Auf Tahiti fällt er in die Hände des britischen Kapitäns William Bligh. Dessen Auftrag ist es, Stecklinge des Brotfruchtbaums vom Pazifik in die Karibik zu überführen, wo sie als billiges Nahrungsmittel der britischen Sklavenwirtschaft dienen sollen. Bei der Rückkehr von dieser Fahrt übergibt er den Schädel an Joseph Banks, Präsident der Royal Society. Dieser schickt ihn 1794 an Blumenbach, der ihn zum „Musterschädel“ der „malayischen Varietät“ macht. Zum Dank widmet er Banks die dritte Auflage seiner Dissertation De generis humani varietate nativa (1795).
This is the skull of a man from Tahiti. Nothing is known about his life or his death. However, the path taken by the skull reveals an interweaving of science, economics and colonialism.

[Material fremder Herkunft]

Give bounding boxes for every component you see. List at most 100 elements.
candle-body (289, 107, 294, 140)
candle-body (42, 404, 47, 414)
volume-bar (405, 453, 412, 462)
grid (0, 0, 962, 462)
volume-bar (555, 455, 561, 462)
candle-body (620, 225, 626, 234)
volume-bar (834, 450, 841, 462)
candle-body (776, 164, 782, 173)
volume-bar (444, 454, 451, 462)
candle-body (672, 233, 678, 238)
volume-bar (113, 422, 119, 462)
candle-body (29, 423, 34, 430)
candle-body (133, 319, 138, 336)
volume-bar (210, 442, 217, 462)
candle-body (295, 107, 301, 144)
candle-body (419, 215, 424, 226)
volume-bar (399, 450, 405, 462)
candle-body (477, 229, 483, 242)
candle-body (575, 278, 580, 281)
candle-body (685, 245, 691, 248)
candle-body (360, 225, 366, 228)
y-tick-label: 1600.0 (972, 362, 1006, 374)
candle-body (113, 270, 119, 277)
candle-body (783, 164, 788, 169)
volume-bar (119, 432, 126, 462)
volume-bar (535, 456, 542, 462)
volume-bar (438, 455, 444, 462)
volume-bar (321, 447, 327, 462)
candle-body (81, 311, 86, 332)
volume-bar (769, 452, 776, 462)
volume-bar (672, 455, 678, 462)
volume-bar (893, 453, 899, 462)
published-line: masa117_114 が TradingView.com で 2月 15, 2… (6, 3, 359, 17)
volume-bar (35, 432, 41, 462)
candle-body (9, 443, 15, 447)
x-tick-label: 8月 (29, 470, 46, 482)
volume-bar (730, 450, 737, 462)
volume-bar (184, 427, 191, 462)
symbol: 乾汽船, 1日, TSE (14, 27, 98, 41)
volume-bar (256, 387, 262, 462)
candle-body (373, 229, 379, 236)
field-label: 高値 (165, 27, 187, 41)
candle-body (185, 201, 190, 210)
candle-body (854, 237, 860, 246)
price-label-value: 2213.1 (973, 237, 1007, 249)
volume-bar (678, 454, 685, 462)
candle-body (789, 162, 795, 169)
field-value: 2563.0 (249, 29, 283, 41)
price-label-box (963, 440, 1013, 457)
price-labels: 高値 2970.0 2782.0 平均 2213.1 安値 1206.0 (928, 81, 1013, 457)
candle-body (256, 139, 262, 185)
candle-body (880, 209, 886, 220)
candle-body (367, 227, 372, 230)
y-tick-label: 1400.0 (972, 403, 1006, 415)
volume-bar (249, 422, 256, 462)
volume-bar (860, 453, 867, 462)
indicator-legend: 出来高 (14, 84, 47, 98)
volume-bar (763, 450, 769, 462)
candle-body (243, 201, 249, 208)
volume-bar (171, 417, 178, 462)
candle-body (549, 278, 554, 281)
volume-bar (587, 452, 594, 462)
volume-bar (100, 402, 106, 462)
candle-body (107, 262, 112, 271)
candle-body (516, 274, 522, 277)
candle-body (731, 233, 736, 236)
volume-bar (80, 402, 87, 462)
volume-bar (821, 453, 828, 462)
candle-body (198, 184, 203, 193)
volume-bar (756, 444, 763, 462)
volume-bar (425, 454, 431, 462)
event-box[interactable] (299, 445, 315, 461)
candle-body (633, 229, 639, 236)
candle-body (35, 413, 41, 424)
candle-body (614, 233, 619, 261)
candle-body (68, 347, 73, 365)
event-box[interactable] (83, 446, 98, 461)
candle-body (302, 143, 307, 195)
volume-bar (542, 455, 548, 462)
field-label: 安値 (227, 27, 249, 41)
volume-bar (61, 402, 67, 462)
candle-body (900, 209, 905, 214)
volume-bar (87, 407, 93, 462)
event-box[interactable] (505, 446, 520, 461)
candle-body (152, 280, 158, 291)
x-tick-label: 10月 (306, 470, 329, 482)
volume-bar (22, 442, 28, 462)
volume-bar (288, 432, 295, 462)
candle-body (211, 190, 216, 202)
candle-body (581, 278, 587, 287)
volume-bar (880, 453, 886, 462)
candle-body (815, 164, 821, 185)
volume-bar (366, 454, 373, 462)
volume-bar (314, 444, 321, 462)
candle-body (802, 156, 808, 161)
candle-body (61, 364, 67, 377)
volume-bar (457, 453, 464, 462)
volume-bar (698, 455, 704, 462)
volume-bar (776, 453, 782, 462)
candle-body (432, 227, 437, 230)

In Tahiti, it fell into the hands of the British captain, William Bligh. His mission was to transport cuttings of the breadfruit tree from the Pacific to the Caribbean, where they were to serve as a cheap source of food for the British slave economy. Upon his return from this voyage, he presented the skull to Joseph Banks, President of the Royal Society. The latter sent it to Blumenbach in 1794, who made it the “specimen skull” of the
“Malayan variety”. In gratitude, Blumenbach dedicated the third edition of his dissertation De generis humani varietate nativa (1795) to Banks.
Nr. 778
Dies ist der Schädel eines Fürsten von der karibischen Insel Saint Vincent. Um 1786 stirbt er und wird an einer entlegenen Stelle der Insel begraben. Drei Jahre später wird sein Grab von einem Beamten der britischen Krone, unter deren Herrschaft die Insel steht, gezielt geöffnet, um den Schädel zu entwenden. An der Unrechtmäßigkeit dieser Tat lässt der Grabräuber selbst keinen Zweifel: „[E]s ist nicht einfach, an Schädel der gelben Kariben zu kommen […] ihre Grabstätten sind versteckt & jeder Versuch, die Totenruhe
zu stören, wird als das größte aller Verbrechen betrachtet”.
Hintergrund der Aktion sind die langjährigen Versuche Blumenbachs, an Schädel aus der westlichen Hemisphäre zu gelangen. Mit Nachdruck wendet er sich unter anderem an den Präsidenten der Royal Society in London, Joseph Banks, der seine Hebel in Bewegung setzt. 1789 meldet er stolz Vollzug und schickt den geraubten Schädel des karibischen Chiefs nach Göttingen. Blumenbach macht ihn zum „Musterkopf“ der „amerikanischen Varietät“.
This is the skull of a prince from the Caribbean island of Saint Vincent. He died around 1786 and was buried at a remote spot on the island. Three years later, his grave was deliberately opened by an official of the British Crown, the then rulers of the island, in order to steal the skull. The grave robber himself was under no illusions about the injustice of this act: „it is a very dificult thing to get the Crania of the yellow Carribes […] their burial places are not easily Found & an attempt to disturb them is lookd upon as the greatest of Crimes”.
The background to this act was Blumenbach’s long-standing attempts to obtain skulls from the western hemisphere. He emphatically appealed to the president of the Royal Society in London, Joseph Banks, among others; Banks then set plans in motion to acquire a skull. In 1789, he proudly announced that he had achieved Blumenbach’s goal, and sent the stolen skull of the Caribbean chief to Göttingen. Blumenbach made him the “
specimen skull” of the “American variety”.